Online attackers just never seem to stop exploiting vulnerabilities in Internet Exporter that has been a favorite for them to execute malicious code on unsuspecting and un-patched PCs., when visiting booby-trapped websites. In there own advisory Microsoft officials had confirmed the active attacks and encouraged its customers to apply a temporary fix as soon as possible.
"These attacks are being distributed both via malicious web pages intended for Internet Explorer users and through Office documents," Andrew Lyons, a Google security engineer, wrote in a blog post published Tuesday. "Users running Windows XP up to and including Windows 7 are known to be vulnerable."
In part if its monthly Patch Tuesday, Microsoft had issued 7 updates that patch 26 vulnerabilities in it software Lyons said that Google researchers alerted Microsoft to the attacks on the XML package two weeks ago and that "Microsoft has been responsive to the issue and has been working with us."
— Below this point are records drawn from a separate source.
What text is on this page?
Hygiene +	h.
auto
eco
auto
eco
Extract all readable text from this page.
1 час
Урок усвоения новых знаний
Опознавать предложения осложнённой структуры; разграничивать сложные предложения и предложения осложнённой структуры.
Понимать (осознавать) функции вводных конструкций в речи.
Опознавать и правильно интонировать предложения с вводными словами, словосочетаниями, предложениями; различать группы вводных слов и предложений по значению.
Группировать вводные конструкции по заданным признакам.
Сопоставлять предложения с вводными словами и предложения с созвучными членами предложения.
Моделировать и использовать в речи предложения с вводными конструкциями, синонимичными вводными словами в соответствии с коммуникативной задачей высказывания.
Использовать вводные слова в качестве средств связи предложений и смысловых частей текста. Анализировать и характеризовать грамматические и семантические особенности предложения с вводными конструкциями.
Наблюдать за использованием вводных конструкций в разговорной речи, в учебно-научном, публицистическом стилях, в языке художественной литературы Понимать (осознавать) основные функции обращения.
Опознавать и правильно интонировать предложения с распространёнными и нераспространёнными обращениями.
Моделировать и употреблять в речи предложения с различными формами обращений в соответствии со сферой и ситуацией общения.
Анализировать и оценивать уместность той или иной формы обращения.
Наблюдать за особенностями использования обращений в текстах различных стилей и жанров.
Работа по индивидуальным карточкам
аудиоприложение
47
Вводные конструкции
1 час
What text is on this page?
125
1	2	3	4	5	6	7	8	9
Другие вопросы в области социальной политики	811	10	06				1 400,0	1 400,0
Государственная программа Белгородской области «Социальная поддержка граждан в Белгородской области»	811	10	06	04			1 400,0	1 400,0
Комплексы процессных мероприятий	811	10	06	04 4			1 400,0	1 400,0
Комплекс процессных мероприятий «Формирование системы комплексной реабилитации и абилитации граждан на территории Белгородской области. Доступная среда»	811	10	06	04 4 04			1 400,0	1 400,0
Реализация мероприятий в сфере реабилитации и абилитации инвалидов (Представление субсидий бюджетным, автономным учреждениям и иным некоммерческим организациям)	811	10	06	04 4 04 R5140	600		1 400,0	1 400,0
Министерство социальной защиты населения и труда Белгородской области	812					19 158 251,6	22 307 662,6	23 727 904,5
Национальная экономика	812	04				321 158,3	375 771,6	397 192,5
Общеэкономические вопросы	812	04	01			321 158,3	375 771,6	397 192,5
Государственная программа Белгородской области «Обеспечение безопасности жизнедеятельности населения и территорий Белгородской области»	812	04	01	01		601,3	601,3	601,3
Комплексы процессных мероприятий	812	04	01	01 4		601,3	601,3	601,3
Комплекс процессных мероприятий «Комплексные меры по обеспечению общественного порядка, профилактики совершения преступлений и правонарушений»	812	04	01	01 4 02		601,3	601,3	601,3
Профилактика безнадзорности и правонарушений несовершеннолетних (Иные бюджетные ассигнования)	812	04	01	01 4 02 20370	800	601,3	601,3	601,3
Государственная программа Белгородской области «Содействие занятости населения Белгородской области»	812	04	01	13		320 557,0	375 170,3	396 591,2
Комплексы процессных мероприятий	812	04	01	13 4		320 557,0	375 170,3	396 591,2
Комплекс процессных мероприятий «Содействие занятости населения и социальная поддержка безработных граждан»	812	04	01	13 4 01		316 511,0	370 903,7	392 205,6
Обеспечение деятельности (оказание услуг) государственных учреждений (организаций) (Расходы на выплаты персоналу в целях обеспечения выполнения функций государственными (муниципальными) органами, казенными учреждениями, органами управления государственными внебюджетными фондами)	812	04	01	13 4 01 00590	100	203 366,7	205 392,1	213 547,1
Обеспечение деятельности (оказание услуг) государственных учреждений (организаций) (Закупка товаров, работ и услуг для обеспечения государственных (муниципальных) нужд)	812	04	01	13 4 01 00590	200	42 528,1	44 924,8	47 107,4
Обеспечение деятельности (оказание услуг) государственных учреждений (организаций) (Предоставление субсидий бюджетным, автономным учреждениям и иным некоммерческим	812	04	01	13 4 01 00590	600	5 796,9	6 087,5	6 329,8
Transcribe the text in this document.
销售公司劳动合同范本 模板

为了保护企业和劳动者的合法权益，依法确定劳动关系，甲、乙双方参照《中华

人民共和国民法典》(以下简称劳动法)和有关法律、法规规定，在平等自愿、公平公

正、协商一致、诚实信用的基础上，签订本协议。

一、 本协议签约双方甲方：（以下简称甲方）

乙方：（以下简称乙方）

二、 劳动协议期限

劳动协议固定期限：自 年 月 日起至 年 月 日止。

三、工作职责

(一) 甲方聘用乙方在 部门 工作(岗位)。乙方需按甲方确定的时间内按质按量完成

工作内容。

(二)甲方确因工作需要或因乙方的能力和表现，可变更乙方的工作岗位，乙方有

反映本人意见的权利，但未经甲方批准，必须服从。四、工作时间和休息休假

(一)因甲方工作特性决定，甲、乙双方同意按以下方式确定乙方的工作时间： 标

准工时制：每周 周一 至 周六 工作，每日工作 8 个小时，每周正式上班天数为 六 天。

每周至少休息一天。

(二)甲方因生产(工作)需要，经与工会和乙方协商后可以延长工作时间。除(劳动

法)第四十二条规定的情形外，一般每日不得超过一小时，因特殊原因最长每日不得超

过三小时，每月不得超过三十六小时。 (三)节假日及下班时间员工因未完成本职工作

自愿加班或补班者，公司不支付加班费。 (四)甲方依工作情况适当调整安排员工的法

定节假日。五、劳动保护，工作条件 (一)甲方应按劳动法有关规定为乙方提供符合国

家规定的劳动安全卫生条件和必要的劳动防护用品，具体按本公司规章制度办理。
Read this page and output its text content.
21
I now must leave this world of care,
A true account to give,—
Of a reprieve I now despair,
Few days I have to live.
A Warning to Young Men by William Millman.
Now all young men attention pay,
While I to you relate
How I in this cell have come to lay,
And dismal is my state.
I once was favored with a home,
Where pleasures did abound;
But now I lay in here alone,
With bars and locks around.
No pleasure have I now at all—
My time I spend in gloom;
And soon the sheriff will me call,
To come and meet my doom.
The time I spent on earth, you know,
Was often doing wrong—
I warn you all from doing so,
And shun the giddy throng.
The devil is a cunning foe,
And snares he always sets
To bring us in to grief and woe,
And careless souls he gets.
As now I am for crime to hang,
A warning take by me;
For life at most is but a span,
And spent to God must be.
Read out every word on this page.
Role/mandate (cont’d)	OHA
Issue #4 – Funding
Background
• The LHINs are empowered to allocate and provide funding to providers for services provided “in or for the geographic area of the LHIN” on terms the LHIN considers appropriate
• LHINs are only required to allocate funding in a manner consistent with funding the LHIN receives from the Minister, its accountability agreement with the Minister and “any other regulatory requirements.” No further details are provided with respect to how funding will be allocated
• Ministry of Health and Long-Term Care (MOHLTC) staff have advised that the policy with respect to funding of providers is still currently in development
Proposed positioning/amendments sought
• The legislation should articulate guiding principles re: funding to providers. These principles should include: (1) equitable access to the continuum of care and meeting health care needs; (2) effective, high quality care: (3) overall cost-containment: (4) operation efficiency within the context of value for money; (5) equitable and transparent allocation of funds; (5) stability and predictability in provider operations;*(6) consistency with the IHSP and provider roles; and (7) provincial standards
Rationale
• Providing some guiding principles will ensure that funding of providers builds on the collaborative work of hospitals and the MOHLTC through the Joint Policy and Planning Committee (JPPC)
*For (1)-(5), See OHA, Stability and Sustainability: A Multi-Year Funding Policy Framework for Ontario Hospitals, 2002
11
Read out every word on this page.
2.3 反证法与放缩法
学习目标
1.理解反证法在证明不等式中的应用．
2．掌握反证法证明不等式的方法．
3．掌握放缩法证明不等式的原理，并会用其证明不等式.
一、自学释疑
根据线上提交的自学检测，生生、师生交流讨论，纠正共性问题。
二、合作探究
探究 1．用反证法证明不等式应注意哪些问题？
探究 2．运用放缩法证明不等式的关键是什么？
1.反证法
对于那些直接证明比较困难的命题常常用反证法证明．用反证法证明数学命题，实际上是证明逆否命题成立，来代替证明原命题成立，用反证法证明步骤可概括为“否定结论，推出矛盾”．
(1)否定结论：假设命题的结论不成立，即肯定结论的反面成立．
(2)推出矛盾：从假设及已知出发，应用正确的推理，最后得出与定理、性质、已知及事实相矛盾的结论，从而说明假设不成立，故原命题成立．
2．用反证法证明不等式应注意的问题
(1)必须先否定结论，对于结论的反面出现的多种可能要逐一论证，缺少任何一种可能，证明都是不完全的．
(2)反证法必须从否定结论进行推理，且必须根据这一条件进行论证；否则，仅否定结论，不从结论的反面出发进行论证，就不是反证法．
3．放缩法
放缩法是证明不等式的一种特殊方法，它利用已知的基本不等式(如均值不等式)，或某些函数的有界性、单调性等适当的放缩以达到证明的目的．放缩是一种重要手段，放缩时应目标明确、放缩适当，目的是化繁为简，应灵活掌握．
Researchers from antivirus provider McAfee , reported that "The exploit works across all major Windows platforms, including Windows Vista and Windows 7," McAfee researcher Yichong Lin wrote in an advisory. "It leverages return-oriented programming (ROP) exploitation technology to bypass... data execution [prevention] (DEP) and address space layout randomization (ASLR) protections, and hook-hopping evasion techniques to evade host-based IPS detections."
In a frequently asked question section of Tuesday's Microsoft Security Bulletin MS12-037, company officials said:
"Microsoft is aware of limited attacks attempting to exploit the vulnerability. However, when the security bulletin was released, Microsoft had not seen any examples of proof of concept code published." A corresponding exploitability index said only that exploit code was "likely." But according to Lin, he and his colleagues discovered the attack on June 1 and worked with Microsoft as it prepared Tuesday's fix.
Microsoft on Tuesday issued a temporary fix for a separate vulnerability that attackers are also exploiting to execute malicious code on end-user machines. According to Zero-Day blogger Ryan Naraine, attacks targeting that vulnerability, which resides in an XML component included in Windows, this had prompted recent warnings that Google issued to users who may be the victims of state-sponsored attacks.